Fear saturated her every word. Will stared at her for a long while—so long that she felt as if her soul was being peeled away from her body. Finally, he gave one of his patented nods, as if he’d made a decision. He put the transcript back in his case and snapped the locks shut.

“Let’s go to Allison’s.”

TAYLOR DRIVE WAS less than ten minutes from the station, but the trip seemed to take hours. Lena felt so panicked that she slowed down a couple of times, thinking she was going to be sick. She needed to concentrate on Frank, to figure out how many nails he could put in her coffin, but she was thinking about Tommy Braham instead.
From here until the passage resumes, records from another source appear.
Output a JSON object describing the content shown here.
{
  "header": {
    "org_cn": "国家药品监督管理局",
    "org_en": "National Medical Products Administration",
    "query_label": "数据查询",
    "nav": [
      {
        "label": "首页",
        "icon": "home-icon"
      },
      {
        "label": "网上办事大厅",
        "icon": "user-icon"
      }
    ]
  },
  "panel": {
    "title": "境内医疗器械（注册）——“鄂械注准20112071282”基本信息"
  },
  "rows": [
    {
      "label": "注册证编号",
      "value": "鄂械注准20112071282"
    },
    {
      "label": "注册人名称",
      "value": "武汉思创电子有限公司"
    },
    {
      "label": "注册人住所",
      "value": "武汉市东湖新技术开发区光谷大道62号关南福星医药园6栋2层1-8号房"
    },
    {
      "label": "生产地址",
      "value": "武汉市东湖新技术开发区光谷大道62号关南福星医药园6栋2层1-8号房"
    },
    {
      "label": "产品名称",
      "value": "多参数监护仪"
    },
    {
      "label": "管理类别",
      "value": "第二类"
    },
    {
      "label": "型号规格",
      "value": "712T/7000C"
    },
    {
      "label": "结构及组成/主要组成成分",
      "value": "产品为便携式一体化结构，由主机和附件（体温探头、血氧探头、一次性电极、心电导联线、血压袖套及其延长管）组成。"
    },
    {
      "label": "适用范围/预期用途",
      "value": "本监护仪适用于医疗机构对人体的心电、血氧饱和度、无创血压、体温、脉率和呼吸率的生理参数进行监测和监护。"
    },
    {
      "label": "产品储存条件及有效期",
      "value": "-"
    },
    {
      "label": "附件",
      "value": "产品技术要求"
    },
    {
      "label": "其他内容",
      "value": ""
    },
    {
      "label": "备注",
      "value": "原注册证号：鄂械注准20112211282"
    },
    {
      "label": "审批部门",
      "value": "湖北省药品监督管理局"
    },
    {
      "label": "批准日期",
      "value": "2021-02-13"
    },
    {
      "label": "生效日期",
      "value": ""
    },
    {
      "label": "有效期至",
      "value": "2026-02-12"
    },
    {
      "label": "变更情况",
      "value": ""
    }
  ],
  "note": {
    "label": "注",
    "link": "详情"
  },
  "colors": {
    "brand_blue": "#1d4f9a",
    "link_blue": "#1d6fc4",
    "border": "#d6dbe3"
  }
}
He had died on her watch. He was her prisoner. He was her responsibility. She hadn’t patted him down when she put him in the cells. She had assumed because he was slow that he was without guile. Who was the stupid one now? Lena thought the kid was capable of murder but considered him so harmless that she’d let him walk into a cell with a sharp object hidden on his person. Frank was right—she was lucky Tommy didn’t turn the weapon on someone else.

When had Tommy taken the ink cartridge out of her pen? He must have known when he did it that he was going to use it for something bad. By the time he finished writing his confession, Tommy was in tears. The Kleenex box was empty. Lena had left him alone for no more than half a minute to get more tissues. When she came back into the room, his hands were under the table. She had wiped his nose for him like he was a child. She had soothed him, rubbed his shoulder, told him everything was going to be okay. He seemed to believe her. He’d blown his nose, dried his eyes. She had thought at the time that Tommy had resolved himself to his fate, but maybe the fate he had decided on was a lot different from the one that Lena had imagined.

Was it sympathy for Tommy or her instinctual need for self-preservation that had kept Lena from getting rid of the letter opener he had used on Brad Stephens? Last night, she had thought about tossing it over one of the thousands of concrete bridges between here and Macon. But she hadn’t. It was still wrapped in its bag, buried under the spare tire in the trunk of her car. Lena hadn’t wanted it in the house. Now, she didn’t like that it was so close to the station. Frank had doctored paperwork. He’d broken the chain of custody. He’d tampered with evidence. She wouldn’t put it past the old man to rummage through her car.